Moral ambiguity envelops Flight. This is more than welcomed because for the last decade Zemeckis has been busy pursuing perfection by directing fluff such as the animated Polar Express, Beowulf, and A Christmas Carol, films, truth be told, that truly didn’t possess any originality nor any topics that provoked audiences to sink their teeth into and dissect. With Flight, he gives us a film similar to Castaway (his last non-animated feature): Flight has a main character, metaphorically speaking, isolated on an island that is all his own, left there only to fend off his personal demons and sudden urges to succumb to alcohol and cocaine. The film’s central character is extremely flawed. We simultaneously cheer for Whitaker to be lauded and imprisoned.

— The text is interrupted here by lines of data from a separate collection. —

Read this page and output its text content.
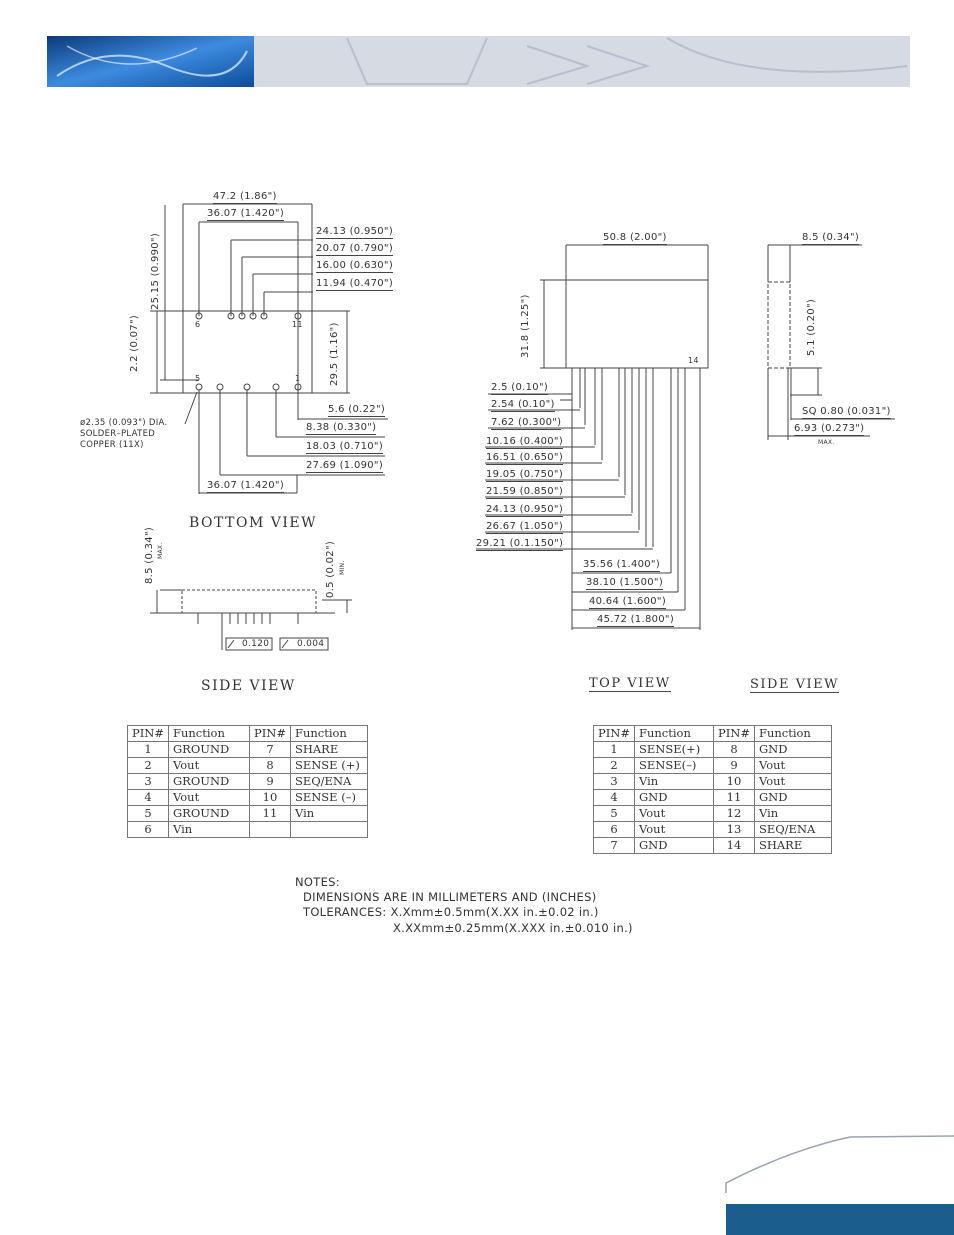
47.2 (1.86")
36.07 (1.420")
24.13 (0.950")
20.07 (0.790")
16.00 (0.630")
11.94 (0.470")
25.15 (0.990")
2.2 (0.07")	29.5 (1.16")
6	11
5	1
5.6 (0.22")
8.38 (0.330")
18.03 (0.710")
27.69 (1.090")
36.07 (1.420")
ø2.35 (0.093") DIA.
SOLDER–PLATED
COPPER (11X)
BOTTOM VIEW
8.5 (0.34") MAX.	0.5 (0.02") MIN.
0.120	0.004
SIDE VIEW
50.8 (2.00")
31.8 (1.25")
14
2.5 (0.10")
2.54 (0.10")
7.62 (0.300")
10.16 (0.400")
16.51 (0.650")
19.05 (0.750")
21.59 (0.850")
24.13 (0.950")
26.67 (1.050")
29.21 (0.1.150")
35.56 (1.400")
38.10 (1.500")
40.64 (1.600")
45.72 (1.800")
TOP VIEW
8.5 (0.34")
5.1 (0.20")
SQ 0.80 (0.031")
6.93 (0.273")
MAX.
SIDE VIEW
PIN#	Function	PIN#	Function
1	GROUND	7	SHARE
2	Vout	8	SENSE (+)
3	GROUND	9	SEQ/ENA
4	Vout	10	SENSE (–)
5	GROUND	11	Vin
6	Vin		
PIN#	Function	PIN#	Function
1	SENSE(+)	8	GND
2	SENSE(–)	9	Vout
3	Vin	10	Vout
4	GND	11	GND
5	Vout	12	Vin
6	Vout	13	SEQ/ENA
7	GND	14	SHARE
NOTES:
DIMENSIONS ARE IN MILLIMETERS AND (INCHES)
TOLERANCES: X.Xmm±0.5mm(X.XX in.±0.02 in.)
X.XXmm±0.25mm(X.XXX in.±0.010 in.)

In Flight, with a script by John Gatins that seems to be continuously searching for different narrative paths to go down, we receive our thrills but then are bombarded with the usual suspects: romance, melodrama, courtroom procedural, and even some preachy sentimentality. The film could do without these narrative shifts because they have a character in Whitaker who seems to be limitless in his potential to be existentially explored.